Another way to look at this data is to divide each drive’s performance by the cost of a complete system built around it. The aim here is to determine whether spending a little (or a lot) more makes sense when the price premium is absorbed as part of the cost of a complete system. The step up from a $70 drive to a $95 one is hardly daunting to start, and once you factor in the cost of a complete build, the price difference practically disappears.
For our system price calculations, we’ve used our test rig as the inspiration for a base config, to which the price of each drive will be added. Our example system includes a Core i5-750, a P55-based ASUS P755D-E motherboard, 4GB of DDR3-1333 memory, a passively-cooled Radeon HD 4850, Antec’s Sonata III enclosure, and Windows 7. Its base price is $814.94, although you’ll probably want to tack on the cost of secondary mass storage for configurations that will use an SSD. That system price is happens to nicely match the prevailing cost of mid-range notebooks, so it works quite nicely for our 2.5″ mechanical drives.
Adding system cost to the equation shuffles the results but not the standings. Once again, Western Digital takes the crown among the four 7,200-RPM notebook drives we’ve assembled for today’s round-up.
Sometimes, I spend hours poring over test results trying to settle on my favorite product within a given round-up. Singling out an Editor’s Choice is often difficult with these kinds of comparisons, but every once in a while, it’s not a problem at all. Such is the case today, where we have a clear winner among the 7,200-RPM notebook drives we’ve assembled. If you’ve been following along through the last eight pages of test data, you probably already know the answer. For those of you who skipped over countless hours of my hard work, I’m going to draw this out a little.
On paper, the Momentus 750GB definitely looks the most attractive offering. With the highest areal density of the bunch and by far the most storage capacity, there’s a lot to like about Seagate’s latest. Even the $110 asking price is reasonable considering that this represents the highest capacity you can get in a 7,200-RPM notebook drive. Unfortunately, the Momentus’ appeal is completely ruined by the drive’s painfully slow performance in our standard Windows 7 file copy test. Throughout our test results, there are other hints that the Momentus simply doesn’t deal well when thrown a high volume of smaller files. Such an obvious flaw is hard to ignore, especially when the other drives don’t stumble as spectacularly.
Among the others, the Spinpoint and Travelstar offer decent performance in a wide range of tests. Each enjoys a few moments ahead of its rivals, but neither is successful enough to really set itself apart as a clear favorite. At least the Spinpoint’s 640GB capacity offers extra storage, and at $90 for the drive, you won’t pay out the nose. However, it’s not the best option, and neither is the Travelstar, despite its affordable $75 asking price.

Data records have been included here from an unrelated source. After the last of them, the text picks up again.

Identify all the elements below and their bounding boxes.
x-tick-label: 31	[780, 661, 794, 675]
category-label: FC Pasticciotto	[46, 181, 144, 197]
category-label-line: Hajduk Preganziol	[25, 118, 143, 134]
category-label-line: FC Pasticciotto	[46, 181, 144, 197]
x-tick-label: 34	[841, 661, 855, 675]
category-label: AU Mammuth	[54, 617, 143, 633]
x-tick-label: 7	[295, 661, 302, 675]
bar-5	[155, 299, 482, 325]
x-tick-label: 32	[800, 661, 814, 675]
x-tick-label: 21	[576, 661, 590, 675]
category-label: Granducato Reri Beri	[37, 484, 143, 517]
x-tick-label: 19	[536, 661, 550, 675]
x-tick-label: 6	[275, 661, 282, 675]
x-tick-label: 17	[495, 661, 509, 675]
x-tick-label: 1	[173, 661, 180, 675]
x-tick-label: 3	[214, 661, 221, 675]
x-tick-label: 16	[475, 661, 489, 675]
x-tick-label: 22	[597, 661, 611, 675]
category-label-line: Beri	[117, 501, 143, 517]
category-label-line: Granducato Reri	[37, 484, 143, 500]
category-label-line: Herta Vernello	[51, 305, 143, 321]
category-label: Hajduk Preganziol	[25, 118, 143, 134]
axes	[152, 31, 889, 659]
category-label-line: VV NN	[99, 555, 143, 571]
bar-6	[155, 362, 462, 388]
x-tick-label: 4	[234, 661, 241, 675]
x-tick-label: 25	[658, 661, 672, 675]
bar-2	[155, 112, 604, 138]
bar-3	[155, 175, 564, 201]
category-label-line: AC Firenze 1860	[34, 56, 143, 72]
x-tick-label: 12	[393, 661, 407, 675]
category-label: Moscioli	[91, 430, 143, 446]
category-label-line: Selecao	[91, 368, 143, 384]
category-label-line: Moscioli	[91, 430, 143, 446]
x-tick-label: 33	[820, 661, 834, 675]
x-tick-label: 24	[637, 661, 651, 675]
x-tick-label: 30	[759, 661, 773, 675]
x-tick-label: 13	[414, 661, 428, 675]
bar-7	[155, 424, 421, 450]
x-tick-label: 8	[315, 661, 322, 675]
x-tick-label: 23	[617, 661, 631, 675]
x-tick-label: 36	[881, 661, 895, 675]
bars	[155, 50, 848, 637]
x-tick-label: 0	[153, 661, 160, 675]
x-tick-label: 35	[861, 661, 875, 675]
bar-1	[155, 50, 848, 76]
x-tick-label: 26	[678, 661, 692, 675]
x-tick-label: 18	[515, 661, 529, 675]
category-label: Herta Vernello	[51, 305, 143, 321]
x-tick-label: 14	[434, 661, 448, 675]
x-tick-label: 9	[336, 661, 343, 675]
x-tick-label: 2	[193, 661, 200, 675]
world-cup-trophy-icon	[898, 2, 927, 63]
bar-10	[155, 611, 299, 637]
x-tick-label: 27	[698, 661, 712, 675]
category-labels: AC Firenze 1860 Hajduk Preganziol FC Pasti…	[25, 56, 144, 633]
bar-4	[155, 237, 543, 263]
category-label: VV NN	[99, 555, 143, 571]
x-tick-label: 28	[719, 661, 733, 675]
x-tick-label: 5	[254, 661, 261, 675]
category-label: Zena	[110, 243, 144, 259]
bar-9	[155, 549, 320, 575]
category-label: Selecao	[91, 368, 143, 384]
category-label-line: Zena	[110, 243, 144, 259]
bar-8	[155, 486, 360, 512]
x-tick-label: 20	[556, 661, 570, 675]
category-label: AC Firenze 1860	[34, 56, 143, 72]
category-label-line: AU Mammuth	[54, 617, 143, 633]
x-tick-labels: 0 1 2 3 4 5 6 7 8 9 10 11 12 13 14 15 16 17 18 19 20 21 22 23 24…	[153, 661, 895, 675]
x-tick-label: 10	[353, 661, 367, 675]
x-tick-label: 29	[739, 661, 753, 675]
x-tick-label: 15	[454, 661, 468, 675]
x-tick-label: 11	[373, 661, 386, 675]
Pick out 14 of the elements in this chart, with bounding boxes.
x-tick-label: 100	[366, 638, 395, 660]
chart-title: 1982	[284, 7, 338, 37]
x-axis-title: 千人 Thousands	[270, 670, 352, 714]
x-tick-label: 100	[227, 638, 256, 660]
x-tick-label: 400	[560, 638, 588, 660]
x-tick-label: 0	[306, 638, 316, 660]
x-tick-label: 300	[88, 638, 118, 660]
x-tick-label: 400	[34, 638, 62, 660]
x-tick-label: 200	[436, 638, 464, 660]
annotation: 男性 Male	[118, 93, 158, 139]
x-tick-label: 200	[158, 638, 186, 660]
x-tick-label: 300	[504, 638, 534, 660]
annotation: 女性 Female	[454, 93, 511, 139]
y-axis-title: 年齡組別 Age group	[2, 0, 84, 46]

For $5 less than the Hitachi drive, you can get a 500GB Scorpio Black. And you should. Western Digital may have taken its sweet time bringing the Scorpio Black up to the half-terabyte mark, but the time invested was very well spent.
Like most Western Digital drives, the Scorpio Black is best described as an all-rounder. It may not trump the competition in every test, but whether you’re probing sequential throughput, real-world file transfers, random access times, or multitasking performance, the Black is always competitive. Our overall performance index agrees, scoring the Black higher than the other three drives—by a decent margin.
Performance alone doesn’t carry the day, but the Scorpio’s competitive noise levels and power consumption go a long way toward solidifying its position at the top of the heap. Throw in two more years of warranty coverage than the competition and a $70 asking price that makes the Scorpio the cheapest option of the lot, and you have a definitive Editor’s Choice. The Scorpio Black 500GB certainly isn’t the only option for folks considering a upgrade to their notebook’s hard drive, but unless you’re going to splurge on an SSD, it’s easily the best one.